And the man caressed the silky brown head, and murmured to her the Indian jargon of endearment and praise, and the mare muzzled closer and whinnied an understanding of her master. MacDougall put away the last pan, threw a few knots of cedar on the bit of fire in the stone fire-place, and came to the door just as the sun, falling back of the western mountains, threw a flood of glory about the old cabin of the mountaineer. The hill-grass back of it changed from uncertain green to spears of amber as the soft September winds stole through it. Away below in the valley, the purple gloom of dark spruces was burying itself in night's shadows. Here and there a poison-vine flashed back defiance under its crimson banners, and again a white-limbed aspen shone like a shapely ghost from between lichen-covered bowlders. But slowly the gloaming crept upward until the shadow-line fell at the cabin door, and then up, up, past spruce and cedar, past the scrub of the dwarf growths, past the invisible line that the snakes will not cross, on up to the splintered crest, where the snows glimmer in the sunshine, and about which the last rays of the sun linger and kiss and fondle, long after a good-bye has been given to the world beneath.

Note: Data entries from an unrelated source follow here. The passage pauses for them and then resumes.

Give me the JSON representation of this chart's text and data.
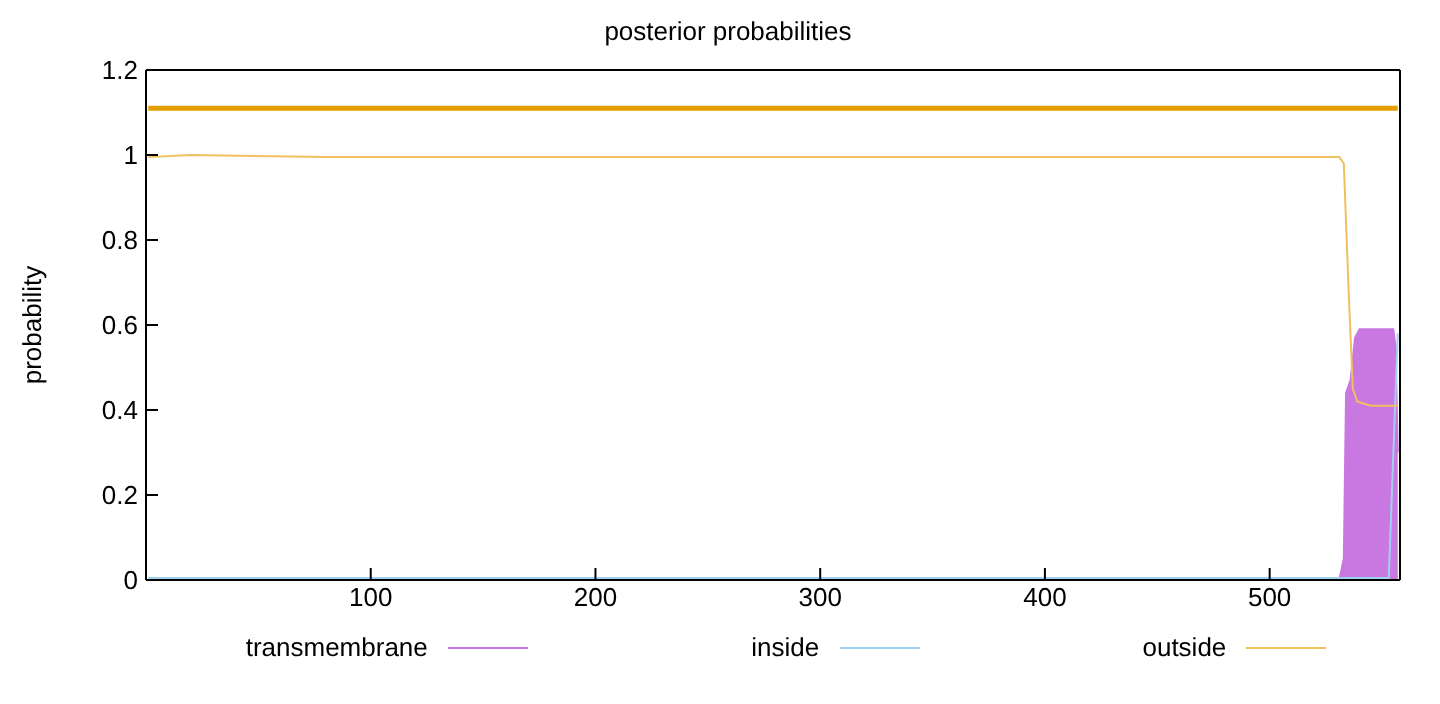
{
  "chart_data": {
    "type": "line",
    "title": "posterior probabilities",
    "ylabel": "probability",
    "xlim": [
      0,
      558
    ],
    "xticks": [
      100,
      200,
      300,
      400,
      500
    ],
    "ylim": [
      0,
      1.2
    ],
    "yticks": [
      0,
      0.2,
      0.4,
      0.6,
      0.8,
      1,
      1.2
    ],
    "legend": "bottom",
    "marker": "none",
    "series": [
      {
        "name": "transmembrane",
        "type": "area",
        "color": "#c878e0",
        "x": [
          1,
          531,
          533,
          534,
          536,
          538,
          540,
          552,
          555,
          556,
          557
        ],
        "values": [
          0,
          0,
          0.05,
          0.44,
          0.47,
          0.57,
          0.59,
          0.59,
          0.59,
          0.55,
          0.3
        ]
      },
      {
        "name": "inside",
        "color": "#a0d0f0",
        "x": [
          1,
          553,
          557
        ],
        "values": [
          0.005,
          0.005,
          0.58
        ]
      },
      {
        "name": "outside",
        "color": "#f0c060",
        "x": [
          1,
          20,
          80,
          531,
          533,
          535,
          537,
          539,
          545,
          557
        ],
        "values": [
          0.995,
          1.0,
          0.995,
          0.995,
          0.98,
          0.7,
          0.45,
          0.42,
          0.41,
          0.41
        ]
      },
      {
        "color": "#e69f00",
        "x": [
          1,
          557
        ],
        "values": [
          1.11,
          1.11
        ]
      }
    ]
  }
}
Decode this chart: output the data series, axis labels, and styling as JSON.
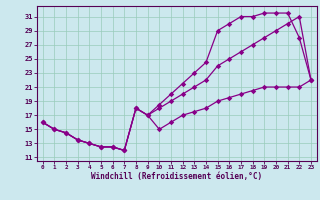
{
  "bg_color": "#cce8ee",
  "line_color": "#880088",
  "grid_color": "#99ccbb",
  "xlabel": "Windchill (Refroidissement éolien,°C)",
  "xmin": -0.5,
  "xmax": 23.5,
  "ymin": 10.5,
  "ymax": 32.5,
  "xticks": [
    0,
    1,
    2,
    3,
    4,
    5,
    6,
    7,
    8,
    9,
    10,
    11,
    12,
    13,
    14,
    15,
    16,
    17,
    18,
    19,
    20,
    21,
    22,
    23
  ],
  "yticks": [
    11,
    13,
    15,
    17,
    19,
    21,
    23,
    25,
    27,
    29,
    31
  ],
  "line1_x": [
    0,
    1,
    2,
    3,
    4,
    5,
    6,
    7,
    8,
    9,
    10,
    11,
    12,
    13,
    14,
    15,
    16,
    17,
    18,
    19,
    20,
    21,
    22,
    23
  ],
  "line1_y": [
    16,
    15,
    14.5,
    13.5,
    13,
    12.5,
    12.5,
    12,
    18,
    17,
    18,
    19,
    20,
    21,
    22,
    24,
    25,
    26,
    27,
    28,
    29,
    30,
    31,
    22
  ],
  "line2_x": [
    0,
    1,
    2,
    3,
    4,
    5,
    6,
    7,
    8,
    9,
    10,
    11,
    12,
    13,
    14,
    15,
    16,
    17,
    18,
    19,
    20,
    21,
    22,
    23
  ],
  "line2_y": [
    16,
    15,
    14.5,
    13.5,
    13,
    12.5,
    12.5,
    12,
    18,
    17,
    18.5,
    20,
    21.5,
    23,
    24.5,
    29,
    30,
    31,
    31,
    31.5,
    31.5,
    31.5,
    28,
    22
  ],
  "line3_x": [
    0,
    1,
    2,
    3,
    4,
    5,
    6,
    7,
    8,
    9,
    10,
    11,
    12,
    13,
    14,
    15,
    16,
    17,
    18,
    19,
    20,
    21,
    22,
    23
  ],
  "line3_y": [
    16,
    15,
    14.5,
    13.5,
    13,
    12.5,
    12.5,
    12,
    18,
    17,
    15,
    16,
    17,
    17.5,
    18,
    19,
    19.5,
    20,
    20.5,
    21,
    21,
    21,
    21,
    22
  ]
}
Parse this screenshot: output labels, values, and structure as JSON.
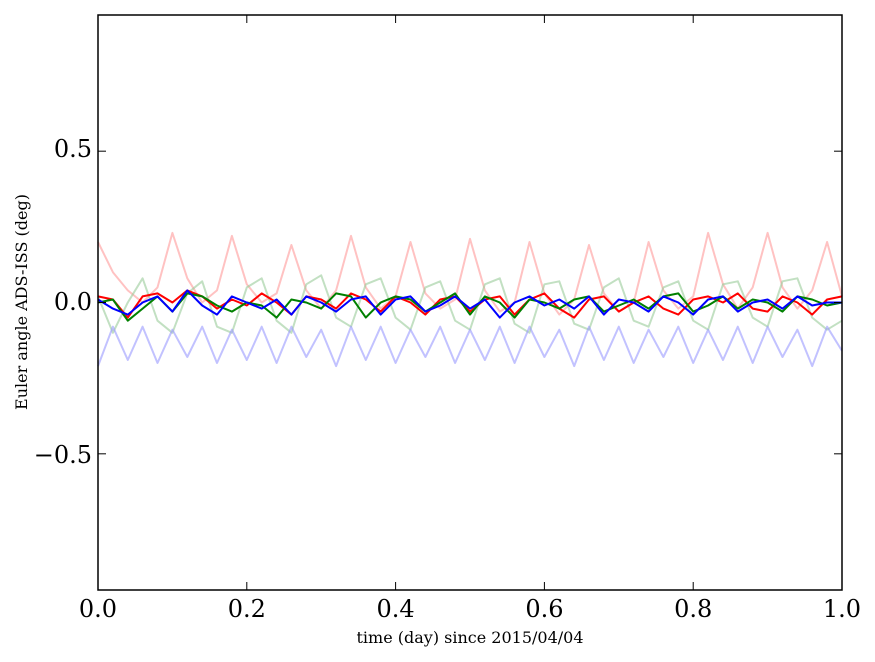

Such was but one of the many recurring vistas of beauty which the dwellers of the northern hills are given to delight in—if they care to open their eyes and see the glorious smile with which the earth ever responds to the kiss of God.

MacDougall had seen many of the grand panoramas which day and night on Scot's mountain give one, and he stood in the door unheeding this one. His keen eyes, under their shaggy brows, were directed to the younger man's bronzed face.

"There ye go!" he said, half peevishly; "ye jabber Chinook to that Talapa and to the mare until it's a wonder ye know any English at all; an' when ye be goin' back where ye belong, it'll be fine, queer times ye'll have with your ways of speech."

Genesee only laughed shortly—an Indian laugh, in which there is no melody.

"I don't reckon I belong anywhere, by this time, except in this Chinook region; consequently," he added, looking up in the old man's interested face, "I'm not likely to be moving anywhere, if that's what you're trying to find out."

MacDougall made a half-dissenting murmur against trying to find out anything, but Genesee cut him short without ceremony.

"The fact is, Mac," he continued; "you are a precious old galoot—a regular nervous old numbskull. You've been as restless as a newly-caught grizzly ever since I went down to Cœur d'Alene, two weeks ago—afraid I was going to cut loose from Tamahnous Peak and pack my traps and go back to the diggin's; is that it? Don't lie about it. The whole trip wasn't worth a good lie, and all it panned out for me was empty pockets."

"Lord! lad, ye canna mean to say ye lost—'

"Every damned red," finished Mr. Genesee complacently.